Postcolonial theory has been widely discussed among scholars. Before delving into the old definition, it is important to understand where the postcolonial theory originates from. The entire concept is rooted in imperialism, stemming from the Latin world imperium “which has numerous meanings including power, authority, command, dominion, realm, and, empire” (Habib 737). Imperialism was made popular by countries such as England and its overtaking of numerous colonies. As the world watched the oppression of newly established colonies, scholars and writers started writing about this new concept. Well-known writers such as Edward Said, Helen Tiffin, and Gayatri Spivak therefore created articles and literary works that attempted to categorize and study postcolonial theory.

Helen Tiffin was one of the first scholars who wrote down a definition of postcolonial theory, which appears in the introduction to The Empire Writes Back: “writing and reading practices grounded in some form of colonial experience occurring outside Europe but as a consequence of European expansion into and exploitation of ‘the other’ worlds” (qtd. in Duncan 323).  This definition was, and still is, recognized by a multitude of scholars in both postcolonial and literary theory. Tiffin focuses on the commonly used definition that a postcolonial situation happens only in continents such as Africa and Asia due to European expansion.

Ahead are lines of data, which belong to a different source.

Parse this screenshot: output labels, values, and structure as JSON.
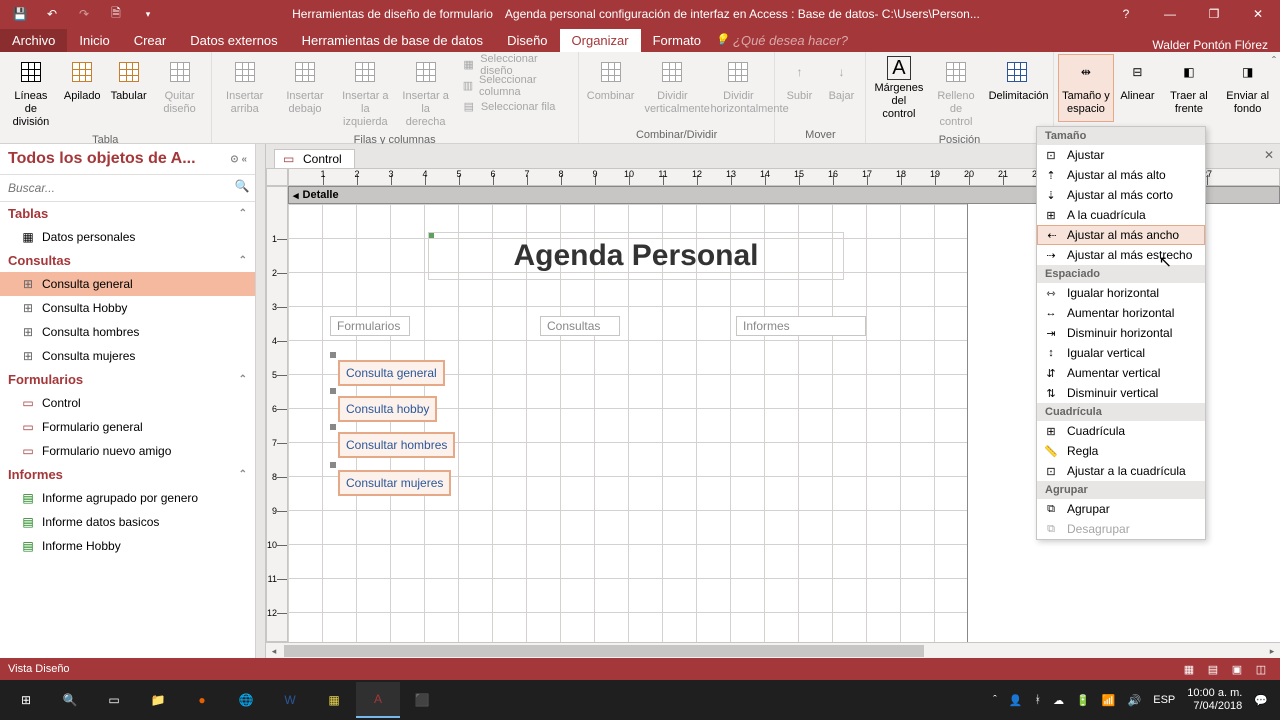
{
  "titlebar": {
    "tools_title": "Herramientas de diseño de formulario",
    "file_title": "Agenda personal configuración de interfaz en Access : Base de datos- C:\\Users\\Person..."
  },
  "tabs": {
    "file": "Archivo",
    "home": "Inicio",
    "create": "Crear",
    "external": "Datos externos",
    "dbtools": "Herramientas de base de datos",
    "design": "Diseño",
    "arrange": "Organizar",
    "format": "Formato",
    "tellme": "¿Qué desea hacer?",
    "user": "Walder Pontón Flórez"
  },
  "ribbon": {
    "lineas": "Líneas de división",
    "apilado": "Apilado",
    "tabular": "Tabular",
    "quitar": "Quitar diseño",
    "grp_tabla": "Tabla",
    "ins_arriba": "Insertar arriba",
    "ins_debajo": "Insertar debajo",
    "ins_izq": "Insertar a la izquierda",
    "ins_der": "Insertar a la derecha",
    "sel_diseno": "Seleccionar diseño",
    "sel_col": "Seleccionar columna",
    "sel_fila": "Seleccionar fila",
    "grp_filas": "Filas y columnas",
    "combinar": "Combinar",
    "div_v": "Dividir verticalmente",
    "div_h": "Dividir horizontalmente",
    "grp_comb": "Combinar/Dividir",
    "subir": "Subir",
    "bajar": "Bajar",
    "grp_mover": "Mover",
    "margenes": "Márgenes del control",
    "relleno": "Relleno de control",
    "delim": "Delimitación",
    "grp_pos": "Posición",
    "tam": "Tamaño y espacio",
    "alinear": "Alinear",
    "frente": "Traer al frente",
    "fondo": "Enviar al fondo"
  },
  "nav": {
    "header": "Todos los objetos de A...",
    "search_placeholder": "Buscar...",
    "tablas": "Tablas",
    "tabla_items": [
      "Datos personales"
    ],
    "consultas": "Consultas",
    "consulta_items": [
      "Consulta general",
      "Consulta Hobby",
      "Consulta hombres",
      "Consulta mujeres"
    ],
    "formularios": "Formularios",
    "form_items": [
      "Control",
      "Formulario general",
      "Formulario nuevo amigo"
    ],
    "informes": "Informes",
    "informe_items": [
      "Informe agrupado por genero",
      "Informe datos basicos",
      "Informe Hobby"
    ]
  },
  "doc": {
    "tab_name": "Control",
    "section": "Detalle",
    "title_label": "Agenda Personal",
    "labels": [
      "Formularios",
      "Consultas",
      "Informes"
    ],
    "buttons": [
      "Consulta general",
      "Consulta hobby",
      "Consultar hombres",
      "Consultar mujeres"
    ]
  },
  "menu": {
    "tamano": "Tamaño",
    "ajustar": "Ajustar",
    "alto": "Ajustar al más alto",
    "corto": "Ajustar al más corto",
    "cuadricula": "A la cuadrícula",
    "ancho": "Ajustar al más ancho",
    "estrecho": "Ajustar al más estrecho",
    "espaciado": "Espaciado",
    "ig_h": "Igualar horizontal",
    "au_h": "Aumentar horizontal",
    "di_h": "Disminuir horizontal",
    "ig_v": "Igualar vertical",
    "au_v": "Aumentar vertical",
    "di_v": "Disminuir vertical",
    "cuad_h": "Cuadrícula",
    "cuad": "Cuadrícula",
    "regla": "Regla",
    "ajcuad": "Ajustar a la cuadrícula",
    "agrupar_h": "Agrupar",
    "agrupar": "Agrupar",
    "desagrupar": "Desagrupar"
  },
  "status": {
    "view": "Vista Diseño"
  },
  "tray": {
    "time": "10:00 a. m.",
    "date": "7/04/2018"
  }
}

The concept of colonizer and colonized describes the relationship that exists between them and how the society is affected by their relationship. Postcolonial criticism through the old definition attempts to figure out this relationship and analyze the process of colonialism. With such a rigid and concentrated definition, scholars such as Bart Moore-Gilbert understand that “there has been increasingly heated, even bitter, contestation of the legitimacy of seeing certain regions, periods, sociopolitical formations and cultural practices as ‘genuinely’ postcolonial” (Duncan 320). Both sides of the discussion have valid arguments for what is deemed countries with postcolonial situations. Other parts of the world were also being colonized, but are not being categorized in Tiffin’s definition because she focuses more on colonies created outside of Europe. 

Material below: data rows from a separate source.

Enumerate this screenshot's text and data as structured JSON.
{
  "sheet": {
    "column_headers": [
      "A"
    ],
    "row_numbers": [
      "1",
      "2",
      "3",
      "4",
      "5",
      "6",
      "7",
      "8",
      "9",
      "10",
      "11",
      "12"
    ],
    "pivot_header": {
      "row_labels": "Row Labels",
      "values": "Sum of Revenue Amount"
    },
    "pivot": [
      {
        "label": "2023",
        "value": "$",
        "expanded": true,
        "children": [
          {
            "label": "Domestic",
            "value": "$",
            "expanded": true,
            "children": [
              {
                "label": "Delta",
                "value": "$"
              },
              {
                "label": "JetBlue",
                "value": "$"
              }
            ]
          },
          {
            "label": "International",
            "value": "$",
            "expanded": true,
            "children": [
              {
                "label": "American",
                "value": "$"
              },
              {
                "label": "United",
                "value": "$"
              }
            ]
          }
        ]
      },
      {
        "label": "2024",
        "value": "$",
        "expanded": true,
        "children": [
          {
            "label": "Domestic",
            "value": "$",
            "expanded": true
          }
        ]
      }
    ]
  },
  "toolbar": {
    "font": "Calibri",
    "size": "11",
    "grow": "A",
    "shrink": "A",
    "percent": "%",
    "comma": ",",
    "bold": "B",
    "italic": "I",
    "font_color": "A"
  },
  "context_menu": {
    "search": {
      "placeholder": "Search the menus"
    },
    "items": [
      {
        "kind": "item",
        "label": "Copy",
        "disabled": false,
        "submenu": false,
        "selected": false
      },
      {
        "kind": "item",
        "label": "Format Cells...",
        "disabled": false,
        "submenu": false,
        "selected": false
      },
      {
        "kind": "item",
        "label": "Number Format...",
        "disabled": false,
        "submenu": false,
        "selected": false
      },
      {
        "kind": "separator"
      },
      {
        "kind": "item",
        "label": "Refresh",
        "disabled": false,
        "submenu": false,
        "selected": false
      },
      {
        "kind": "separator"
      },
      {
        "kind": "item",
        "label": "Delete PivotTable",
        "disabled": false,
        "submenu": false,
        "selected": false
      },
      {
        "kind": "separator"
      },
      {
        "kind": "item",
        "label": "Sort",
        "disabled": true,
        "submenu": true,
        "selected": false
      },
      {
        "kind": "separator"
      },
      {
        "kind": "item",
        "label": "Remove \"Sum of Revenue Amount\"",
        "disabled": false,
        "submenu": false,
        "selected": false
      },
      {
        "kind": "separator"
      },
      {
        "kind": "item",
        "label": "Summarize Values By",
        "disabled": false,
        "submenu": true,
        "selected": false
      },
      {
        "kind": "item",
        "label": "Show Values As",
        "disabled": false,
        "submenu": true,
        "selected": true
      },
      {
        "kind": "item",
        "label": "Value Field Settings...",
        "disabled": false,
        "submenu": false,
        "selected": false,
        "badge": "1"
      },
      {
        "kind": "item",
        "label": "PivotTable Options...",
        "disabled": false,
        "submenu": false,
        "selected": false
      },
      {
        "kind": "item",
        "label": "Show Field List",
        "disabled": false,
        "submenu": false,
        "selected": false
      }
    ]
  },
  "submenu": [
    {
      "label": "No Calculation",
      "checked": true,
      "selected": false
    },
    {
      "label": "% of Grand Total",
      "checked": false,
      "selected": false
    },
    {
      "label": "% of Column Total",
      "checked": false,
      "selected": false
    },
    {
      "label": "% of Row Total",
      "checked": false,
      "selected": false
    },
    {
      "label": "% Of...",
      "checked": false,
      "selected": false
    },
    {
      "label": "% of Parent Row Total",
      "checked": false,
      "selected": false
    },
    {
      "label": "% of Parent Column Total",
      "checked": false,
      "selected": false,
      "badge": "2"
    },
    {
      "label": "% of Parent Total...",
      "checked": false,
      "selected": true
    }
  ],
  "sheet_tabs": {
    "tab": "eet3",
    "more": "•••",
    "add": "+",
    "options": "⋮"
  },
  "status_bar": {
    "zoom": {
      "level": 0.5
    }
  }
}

With Tiffin’s definition, scholars focus on a linear development of colonial process that “marks history as a serious of stages along an epochal road from the ‘precolonial’ to ‘the colonial’ to ‘the post-colonial” (Lloyd, “Regarding Ireland” 14). Therefore, it makes it seem as though these periods do not overlap during a colonial process. In addition, it claims that there is a clear divide between each of them. This linear development of the postcolonial causes a major problem, which is the problem of the definition of "post". Literally speaking, the notion of "post" is "after", but the old definition does not take into account that the change in the colonized’s culture and identity happens before the colonizers leave. When they leave, the colonized are set with the task of developing their new identity. But the true identity and culture change mostly happens at the point of the colonizer’s arrival.

Another problem with Tiffin’s old definition is that her narrow definition focuses only on non-European colonies even though there were plenty of colonies within Europe showing similar symptoms. Therefore, Dr. Dawn Duncan coined two terms illustrating the issues of race and place that are present in the old definition: continentalization and colorization. While the issue of race does play a part in certain regions of postcolonial theory, it might not be as essential in all aspects as supporters of the old definition claim it to be. Continentalization can be treated the same. While the cases of Africa and Asia do have a clear postcolonial discourse, the colonies of Europe also have similar postcolonial discourses, even if they are not easily found.

The old definition of postcolonial theory is most commonly accepted in the literary criticism world. This is mostly because scholars are reluctant to accept new ideas. Another reason could be that in the cases of colonies in Europe and the United States, many groups are ashamed of the treatment across these continents, especially since the use of racial stereotyping proves to be a matter of power perception rather than actual skin tones. When looking at the old definition, it is important to take all these issues into account, and whether or not the definition is outdated with the new knowledge now available.
Works Cited
Duncan, Dawn. “A Flexible Foundation: Constructing a Postcolonial Dialogue.” Relocating Postcolonialism. Ed. David Theo Goldberg and Ato Quayson. Oxford: Blackwell Publishers, 2002. Print.

Habib, M. A. R. “Postcolonial Criticism.” A History of Literary Criticism: From Plato to the Present. Malden: Blackwell Publishing, 2005. Print.

Lloyd, David. “Regarding Ireland in a Post-Colonial Frame.” Cultural Studies 15.1 (2001): 12-32. Web.